Now, this is where it gets tricky - Some studies suggest moderate amounts of chocolate can help lower blood pressure, while others advise that the high levels of saturated fats in chocolate products can actually do the opposite. Don’t despair, there’s good news – Studies have found that chocolate-eaters actually live longer, possibly because chocolate also contains high levels of phenolic, an antioxidant chemical that prevents fats from causing a build-up of cholesterol. Additionally, a high-quality dark chocolate boasts high fibre, iron, and magnesium content – all minerals that we need daily for a happy, healthy lifestyle.
Moving to the Dark Side
The three main types of chocolate (dark, milk, and white) are all chemically different, so they’re likely to affect us in different ways. While milk and white chocolate are both higher in sugar and fat content, darker chocolate is high in epicatechin (which may improve vascular health), so if you’re reaching for a bar, it seems like the darker the better!
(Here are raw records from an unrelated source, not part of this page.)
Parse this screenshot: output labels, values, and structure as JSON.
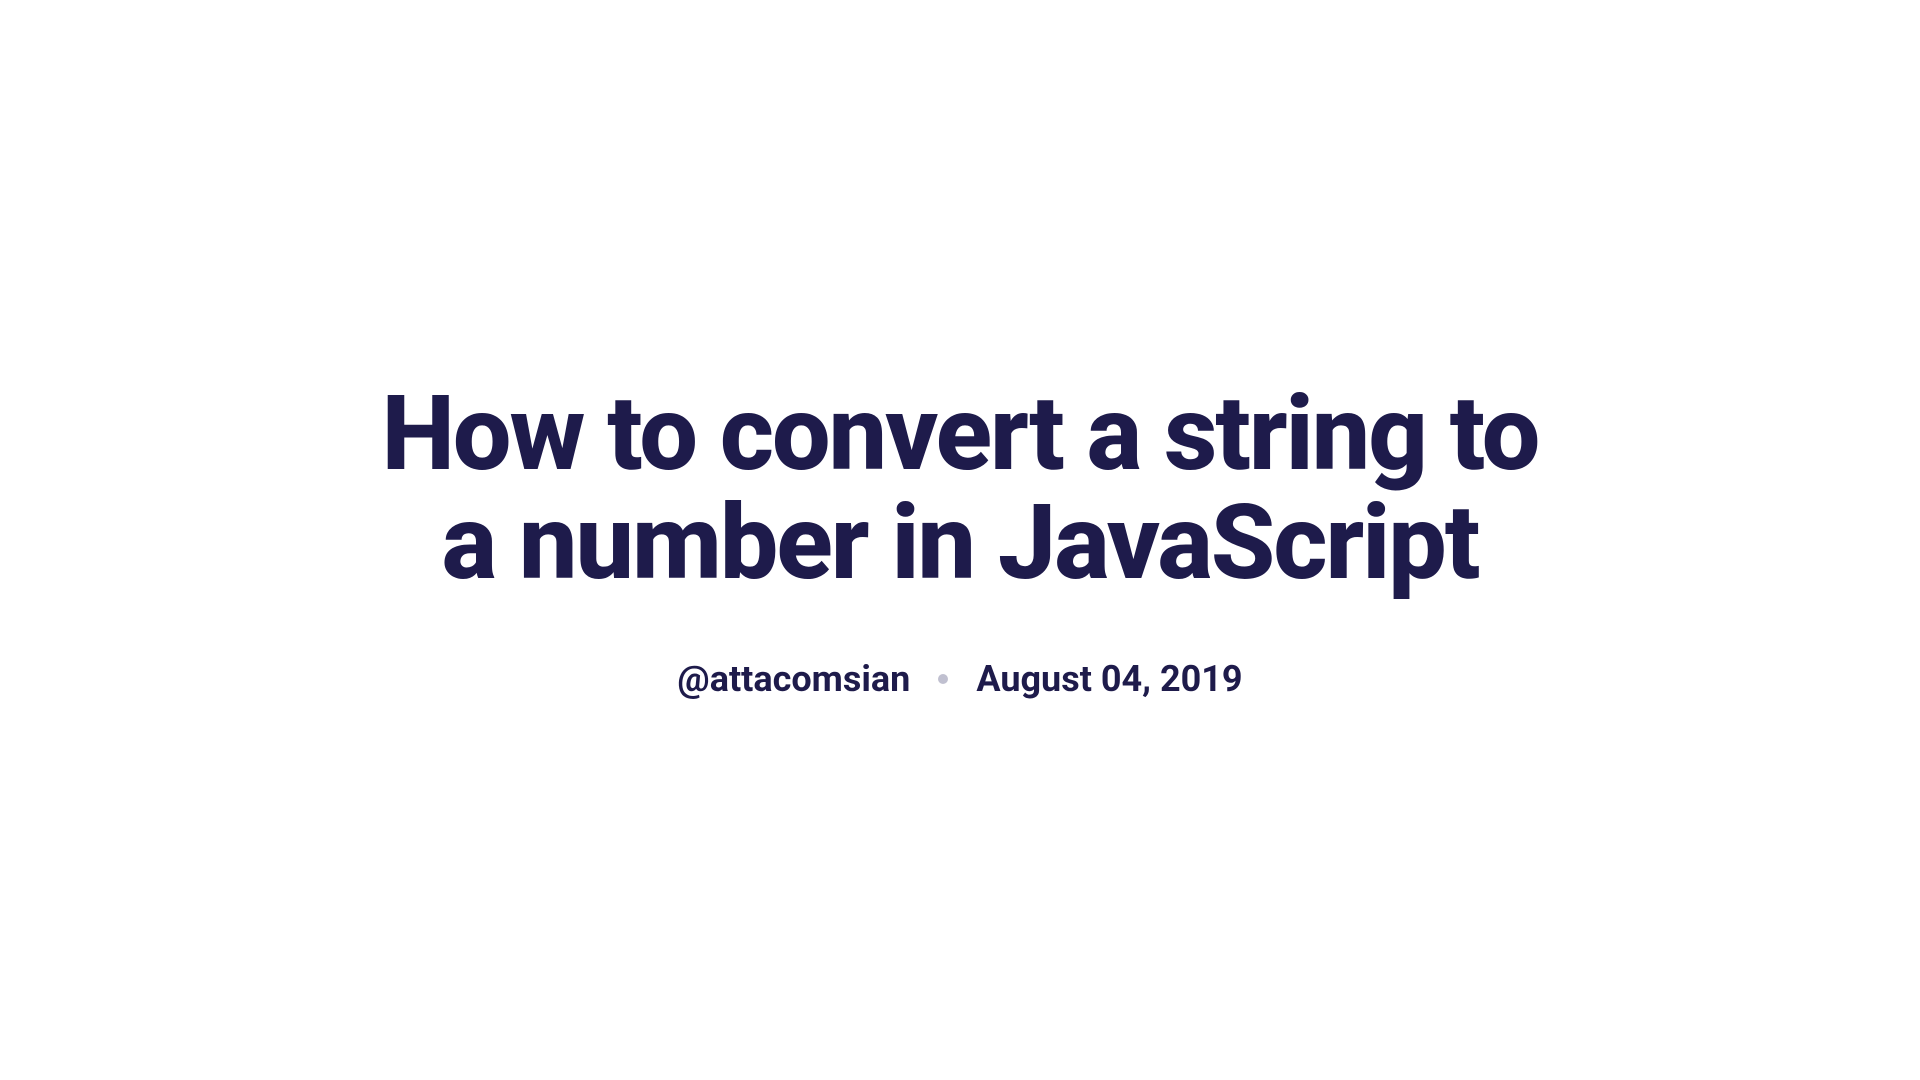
{
  "article": {
    "title": "How to convert a string to a number in JavaScript",
    "author": "@attacomsian",
    "date": "August 04, 2019"
  }
}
Within the past decade, scientists have found that chocolate consumption may be associated with lower risks of cardiovascular disease and stroke, although studies have found that the risk of stroke was lowered mainly in women – So it’s good news for the ladies. Another study discovered evidence that although dark chocolate didn’t reduce blood pressure in itself, cocoa products with specific amounts of epicatechin and cocoa flavanol can help with blood flow, and therefore blood pressure, in some cases.
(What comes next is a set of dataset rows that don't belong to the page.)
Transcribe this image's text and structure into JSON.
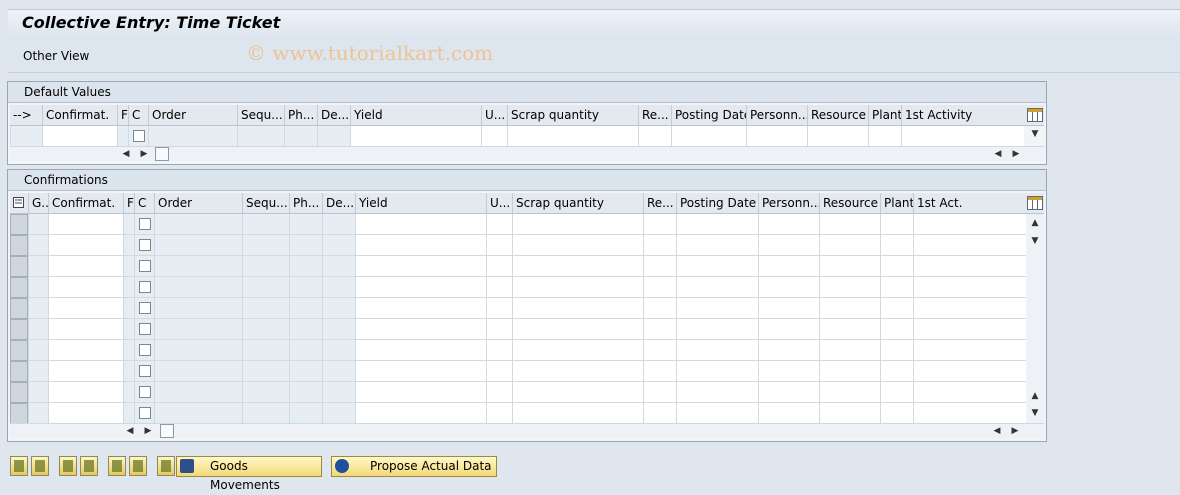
{
  "title": "Collective Entry: Time Ticket",
  "menu": {
    "other_view": "Other View"
  },
  "watermark": "© www.tutorialkart.com",
  "default_values": {
    "panel_title": "Default Values",
    "columns": [
      "-->",
      "Confirmat.",
      "F",
      "C",
      "Order",
      "Sequ...",
      "Ph...",
      "De...",
      "Yield",
      "U...",
      "Scrap quantity",
      "Re...",
      "Posting Date",
      "Personn...",
      "Resource",
      "Plant",
      "1st Activity"
    ]
  },
  "confirmations": {
    "panel_title": "Confirmations",
    "columns": [
      "",
      "G..",
      "Confirmat.",
      "F",
      "C",
      "Order",
      "Sequ...",
      "Ph...",
      "De...",
      "Yield",
      "U...",
      "Scrap quantity",
      "Re...",
      "Posting Date",
      "Personn...",
      "Resource",
      "Plant",
      "1st Act."
    ],
    "row_count": 10
  },
  "toolbar": {
    "goods_movements": "Goods Movements",
    "propose_actual_data": "Propose Actual Data"
  },
  "colors": {
    "accent_button": "#f3d878",
    "background": "#dfe6ee",
    "header": "#e3e9ef"
  }
}
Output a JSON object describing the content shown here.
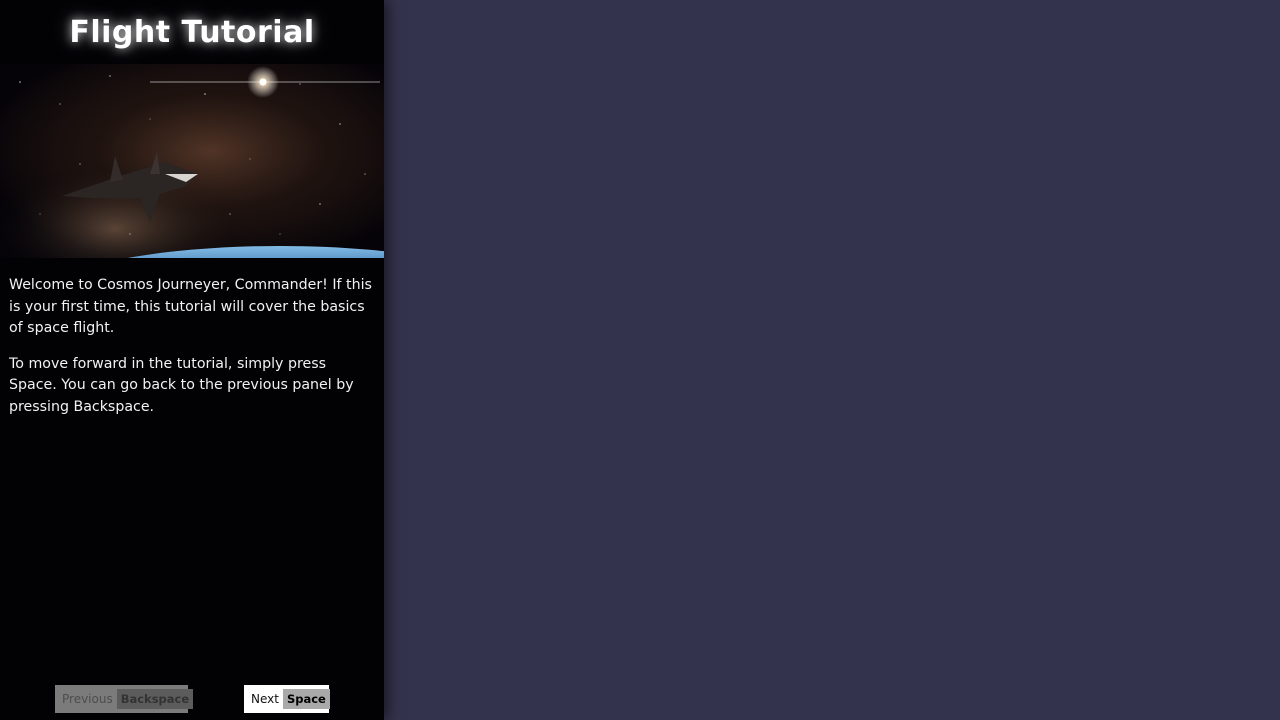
{
  "tutorial": {
    "title": "Flight Tutorial",
    "hero_image": "spaceship-over-planet-milky-way",
    "paragraphs": [
      "Welcome to Cosmos Journeyer, Commander! If this is your first time, this tutorial will cover the basics of space flight.",
      "To move forward in the tutorial, simply press Space. You can go back to the previous panel by pressing Backspace."
    ]
  },
  "navigation": {
    "previous": {
      "label": "Previous",
      "key": "Backspace",
      "enabled": false
    },
    "next": {
      "label": "Next",
      "key": "Space",
      "enabled": true
    }
  },
  "colors": {
    "background": "#34334d",
    "panel": "#020104",
    "planet_rim": "#4fa3e6"
  }
}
Essentially, in practice, this means that what you eat, how much, and how often is crucial - studies suggest benefits from eating chocolate in smaller amounts, due to the associated sugar and fat contents.
All in all, the science of chocolate is far from clear, but it looks like eating moderate amounts of chocolate may do you more good than harm – so feel free to treat yourself to a few squares, just make sure you brush your teeth afterwards!
Enhanced affective brain representations of chocolate in cravers vs. non-cravers.
Edmund T. Rolls and Ciara McCabe. European Journal of Neuroscience, Vol. 26, pp. 1067–1076, 2007.